Немногочисленная публика тоже восприняла ее душевно. Даже Беллини сумел оттеснить свою секретаршу и, все же контролируемый, с одной стороны - смуглолицей красавицей, о которой Софи знала только то, что ее зовут Мелитой, а с другой - Ангелом, умудрился на какое-то мгновение прижать ее к своей груди. Сразу же после защиты Ангел пригласил всех в ближайший ресторан, где уже был заказан зал и где, к удивлению узкого круга приглашенной профессуры, к ней присоединились представители швейцарского Министерства культуры, германского посольства, ряд высокопоставленных швейцарских военных, а также писателей, художников, общественных деятелей и конечно же промышленников.

Мойше дважды прорывался к Софи, всякий раз пытаясь провоцировать ее на разговоры о влиянии еврейского искусства на основные направления мировой живописи, которое - влияние это - в работе ее раскрыто все еще недостаточно полно.

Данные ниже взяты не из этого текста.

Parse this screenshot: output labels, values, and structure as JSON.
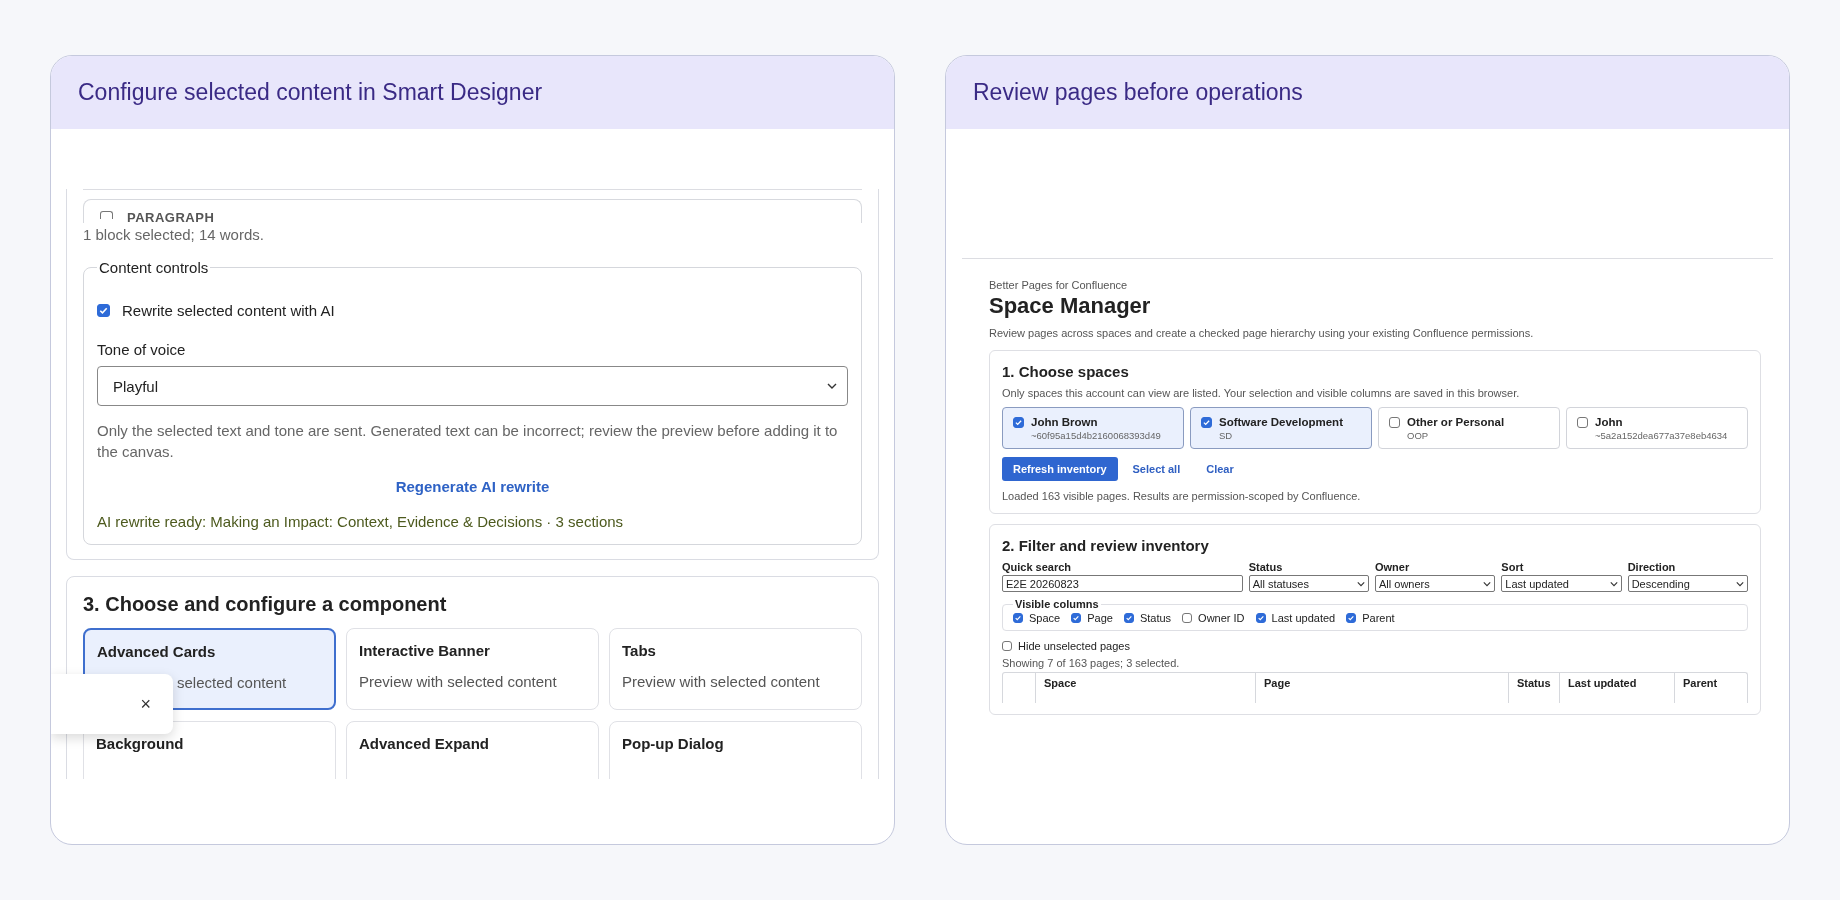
{
  "left": {
    "title": "Configure selected content in Smart Designer",
    "editor": {
      "paragraph_block": {
        "label": "PARAGRAPH",
        "checked": false
      },
      "selection_summary": "1 block selected; 14 words.",
      "content_controls": {
        "legend": "Content controls",
        "rewrite": {
          "label": "Rewrite selected content with AI",
          "checked": true
        },
        "tone": {
          "label": "Tone of voice",
          "value": "Playful"
        },
        "note": "Only the selected text and tone are sent. Generated text can be incorrect; review the preview before adding it to the canvas.",
        "regenerate_button": "Regenerate AI rewrite",
        "status": "AI rewrite ready: Making an Impact: Context, Evidence & Decisions · 3 sections"
      },
      "component_section": {
        "heading": "3. Choose and configure a component",
        "components": [
          {
            "name": "Advanced Cards",
            "description": "selected content",
            "selected": true
          },
          {
            "name": "Interactive Banner",
            "description": "Preview with selected content",
            "selected": false
          },
          {
            "name": "Tabs",
            "description": "Preview with selected content",
            "selected": false
          },
          {
            "name": "Background",
            "selected": false
          },
          {
            "name": "Advanced Expand",
            "selected": false
          },
          {
            "name": "Pop-up Dialog",
            "selected": false
          }
        ]
      },
      "toast": {
        "close": "×"
      }
    }
  },
  "right": {
    "title": "Review pages before operations",
    "app": {
      "brand": "Better Pages for Confluence",
      "heading": "Space Manager",
      "intro": "Review pages across spaces and create a checked page hierarchy using your existing Confluence permissions.",
      "spaces_section": {
        "heading": "1. Choose spaces",
        "hint": "Only spaces this account can view are listed. Your selection and visible columns are saved in this browser.",
        "spaces": [
          {
            "name": "John Brown",
            "key": "~60f95a15d4b2160068393d49",
            "checked": true
          },
          {
            "name": "Software Development",
            "key": "SD",
            "checked": true
          },
          {
            "name": "Other or Personal",
            "key": "OOP",
            "checked": false
          },
          {
            "name": "John",
            "key": "~5a2a152dea677a37e8eb4634",
            "checked": false
          }
        ],
        "buttons": [
          {
            "label": "Refresh inventory",
            "kind": "primary"
          },
          {
            "label": "Select all",
            "kind": "link"
          },
          {
            "label": "Clear",
            "kind": "link"
          }
        ],
        "loaded": "Loaded 163 visible pages. Results are permission-scoped by Confluence."
      },
      "filter_section": {
        "heading": "2. Filter and review inventory",
        "filters": [
          {
            "label": "Quick search",
            "value": "E2E 20260823",
            "kind": "text"
          },
          {
            "label": "Status",
            "value": "All statuses",
            "kind": "select"
          },
          {
            "label": "Owner",
            "value": "All owners",
            "kind": "select"
          },
          {
            "label": "Sort",
            "value": "Last updated",
            "kind": "select"
          },
          {
            "label": "Direction",
            "value": "Descending",
            "kind": "select"
          }
        ],
        "visible_columns": {
          "legend": "Visible columns",
          "columns": [
            {
              "label": "Space",
              "checked": true
            },
            {
              "label": "Page",
              "checked": true
            },
            {
              "label": "Status",
              "checked": true
            },
            {
              "label": "Owner ID",
              "checked": false
            },
            {
              "label": "Last updated",
              "checked": true
            },
            {
              "label": "Parent",
              "checked": true
            }
          ]
        },
        "hide_unselected": {
          "label": "Hide unselected pages",
          "checked": false
        },
        "showing": "Showing 7 of 163 pages; 3 selected.",
        "table_columns": [
          "Space",
          "Page",
          "Status",
          "Last updated",
          "Parent"
        ]
      }
    }
  }
}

Набираясь терпения, Софи всякий раз пыталась вести с ним мирные и почти научные диалоги, но при этом вынуждена была прекращать "доступ к телу" многих официальных лиц, которые желали не только поздравить ее, но и пообщаться. Ангелу Бошу, который уже считал себя ее покровителем, это не нравилось, однако напрямую вмешиваться в ситуацию он тоже не хотел. То ли из деликатности, то ли опасаясь, что не сдержится и прямо в зале пристрелит этого Мойшу-Михаэля.

Зато, на удивление Софи, всякий раз на помощь ей приходила Мелита, которая на какое-то время оставила в покое своего академика и теперь неотступно находилась рядом с ней. С новоиспеченным доктором она почти не общалась, но как только вблизи появлялся Михаэль, тут же старалась отсекать его. Даже когда сама Софи пыталась уберечь настырного оппонента от ее опеки. Она же перехватывала и всех промышленников, которые приближались к Софи, выступая уже в роли ее референта. Однажды Жерницки даже заметила, как в сумочке Мелиты исчез конверт, ранее возникший в руке очередного поздравителя.

Но все это уже не имело какого-то особого значения. Как и то, что после третьего прорыва к ней Лехмана-Розенцвельда, двое каких-то крепких, но предельно вежливых парней, причем явно по знаку Мелиты, подхватили его под локти. Под предлогом того, что его требуют к телефону, парни буквально вынесли профессора из зала и куда-то увезли.

- Не отвлекайтесь на ненужных вам людей, Софи, - прокомментировал это малоприметное событие Ангел Бош из Триеста, который до сих пор старался держаться чуть в сторонке, полностью предоставив свою подопечную Мелите. - Особенно на тех, которые и вчера уже были лишними и которые попросту не достойны быть в вашем окружении.

- А как насчет бедного, вечно молящегося монаха Тото?